Kaufman’s photography, like Suarez’s, also focuses on the human connection. While her photo shoots can last up to several hours, the shooting process can take as little as 10 minutes, she said.
“I want my portraits to be more about the person and the moment we shared than just taking a picture of someone,” Kaufman said. “Because we do this all the time with ourselves. I have the impression that we live too much behind a camera. We still want things to be filmed and photographed to remember, but we don’t actually embrace and soak in the majority of moments just with our own eyes.
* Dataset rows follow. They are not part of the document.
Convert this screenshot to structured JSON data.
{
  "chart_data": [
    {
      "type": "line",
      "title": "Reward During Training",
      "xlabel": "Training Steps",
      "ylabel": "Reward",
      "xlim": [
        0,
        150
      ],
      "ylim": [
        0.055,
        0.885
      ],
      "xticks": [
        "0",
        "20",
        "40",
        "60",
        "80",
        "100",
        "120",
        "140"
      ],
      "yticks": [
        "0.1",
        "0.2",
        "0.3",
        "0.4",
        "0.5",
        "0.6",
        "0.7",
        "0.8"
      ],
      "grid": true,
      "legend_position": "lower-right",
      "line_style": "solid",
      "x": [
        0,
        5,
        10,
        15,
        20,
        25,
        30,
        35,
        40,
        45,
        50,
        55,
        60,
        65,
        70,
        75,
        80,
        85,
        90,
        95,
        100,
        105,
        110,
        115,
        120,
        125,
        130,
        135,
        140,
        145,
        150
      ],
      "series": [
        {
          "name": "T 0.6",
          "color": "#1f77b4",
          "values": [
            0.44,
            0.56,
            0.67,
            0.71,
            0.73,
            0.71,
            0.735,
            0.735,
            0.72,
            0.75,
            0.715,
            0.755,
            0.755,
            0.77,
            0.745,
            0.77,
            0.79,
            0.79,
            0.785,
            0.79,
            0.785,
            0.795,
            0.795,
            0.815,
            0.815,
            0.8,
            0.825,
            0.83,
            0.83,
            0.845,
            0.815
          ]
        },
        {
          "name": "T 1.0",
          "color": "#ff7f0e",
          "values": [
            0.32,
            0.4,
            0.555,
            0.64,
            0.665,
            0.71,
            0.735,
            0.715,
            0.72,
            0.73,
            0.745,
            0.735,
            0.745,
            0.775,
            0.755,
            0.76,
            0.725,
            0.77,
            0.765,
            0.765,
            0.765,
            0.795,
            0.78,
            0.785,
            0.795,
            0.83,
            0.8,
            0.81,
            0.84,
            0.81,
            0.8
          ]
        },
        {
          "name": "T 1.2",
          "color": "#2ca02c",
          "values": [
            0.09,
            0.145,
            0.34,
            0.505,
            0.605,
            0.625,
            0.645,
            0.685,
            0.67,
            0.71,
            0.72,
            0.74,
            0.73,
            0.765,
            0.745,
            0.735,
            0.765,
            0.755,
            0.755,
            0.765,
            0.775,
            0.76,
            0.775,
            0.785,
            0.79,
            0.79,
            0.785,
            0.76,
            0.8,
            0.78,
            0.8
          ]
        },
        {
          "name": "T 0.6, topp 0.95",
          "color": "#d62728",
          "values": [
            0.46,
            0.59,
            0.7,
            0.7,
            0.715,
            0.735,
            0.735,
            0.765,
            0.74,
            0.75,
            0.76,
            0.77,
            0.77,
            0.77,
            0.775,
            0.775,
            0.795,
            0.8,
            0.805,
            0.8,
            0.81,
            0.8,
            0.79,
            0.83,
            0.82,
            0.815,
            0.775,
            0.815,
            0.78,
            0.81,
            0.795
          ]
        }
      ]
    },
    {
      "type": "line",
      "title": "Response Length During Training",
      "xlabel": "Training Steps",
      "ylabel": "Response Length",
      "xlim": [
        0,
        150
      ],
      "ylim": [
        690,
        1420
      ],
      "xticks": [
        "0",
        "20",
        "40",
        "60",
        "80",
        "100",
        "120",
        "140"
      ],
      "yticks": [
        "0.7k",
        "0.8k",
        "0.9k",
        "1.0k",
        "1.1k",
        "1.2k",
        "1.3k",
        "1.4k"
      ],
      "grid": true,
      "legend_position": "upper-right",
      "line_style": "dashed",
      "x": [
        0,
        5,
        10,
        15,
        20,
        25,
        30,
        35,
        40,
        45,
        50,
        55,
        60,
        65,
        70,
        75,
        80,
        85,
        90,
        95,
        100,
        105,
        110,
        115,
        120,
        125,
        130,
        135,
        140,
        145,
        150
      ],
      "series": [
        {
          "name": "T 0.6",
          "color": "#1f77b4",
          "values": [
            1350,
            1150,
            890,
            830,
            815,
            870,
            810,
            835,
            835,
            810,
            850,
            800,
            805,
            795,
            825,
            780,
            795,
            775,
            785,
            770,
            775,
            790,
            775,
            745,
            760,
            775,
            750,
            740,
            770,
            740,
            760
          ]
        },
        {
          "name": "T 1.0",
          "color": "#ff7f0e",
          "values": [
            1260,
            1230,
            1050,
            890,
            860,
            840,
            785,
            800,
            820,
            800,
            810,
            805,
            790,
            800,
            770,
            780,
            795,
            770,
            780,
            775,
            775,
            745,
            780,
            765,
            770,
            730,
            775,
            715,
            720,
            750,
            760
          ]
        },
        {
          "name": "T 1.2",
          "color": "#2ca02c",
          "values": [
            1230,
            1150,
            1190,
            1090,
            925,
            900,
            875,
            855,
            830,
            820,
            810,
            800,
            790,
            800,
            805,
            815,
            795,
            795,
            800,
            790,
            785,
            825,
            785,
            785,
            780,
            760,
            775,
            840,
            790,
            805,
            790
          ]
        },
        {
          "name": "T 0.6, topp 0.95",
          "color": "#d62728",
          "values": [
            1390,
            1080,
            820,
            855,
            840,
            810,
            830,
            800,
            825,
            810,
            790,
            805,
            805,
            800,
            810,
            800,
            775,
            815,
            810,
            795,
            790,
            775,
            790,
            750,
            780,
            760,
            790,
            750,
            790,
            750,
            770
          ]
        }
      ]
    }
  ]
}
The photographs capture tiny details that might normally go unnoticed, Kaufman said.
“Professor Bushey came over and she said, ‘I didn’t even notice he was missing two fingers on his hand and he had a tattoo that said ‘oops’ on it,'” Kaufman said. “I try to photograph people so it’s not super obvious, but it would be like hanging out with them, so to speak.”
Kaufman said she values the relationships she forms during each photo shoot as much as the photos she takes.
“I love all people, all shapes, sizes, personalities, interests,” Kaufman said. “I don’t mind if they’re a little grumpy or shy.”
His favorite portrait from this show is that of his son, Brogan, which appears on some of the posters advertising the show. She took the photo when she and her son were at his parents’ horse farm.
“He was digging a hole in one of the barns because Grandpa said he could, and I told him it was time to fill it up. He just turned and looked at me, and it was like a divine moment that I had that,” Kaufman said. “It was priceless. I had a feeling this would be a great greeting card image. As a mom photographer, I don’t get those perfect moments all the time.
Kaufman said she hopes those who visit the gallery feel drawn to the subjects of her photos.
“It’s always been that people find beauty, entertainment, joy, just by well-photographed portraits of ordinary people,” Kaufman said. “If I’m connected to the people I photograph, that connection goes through the lens.”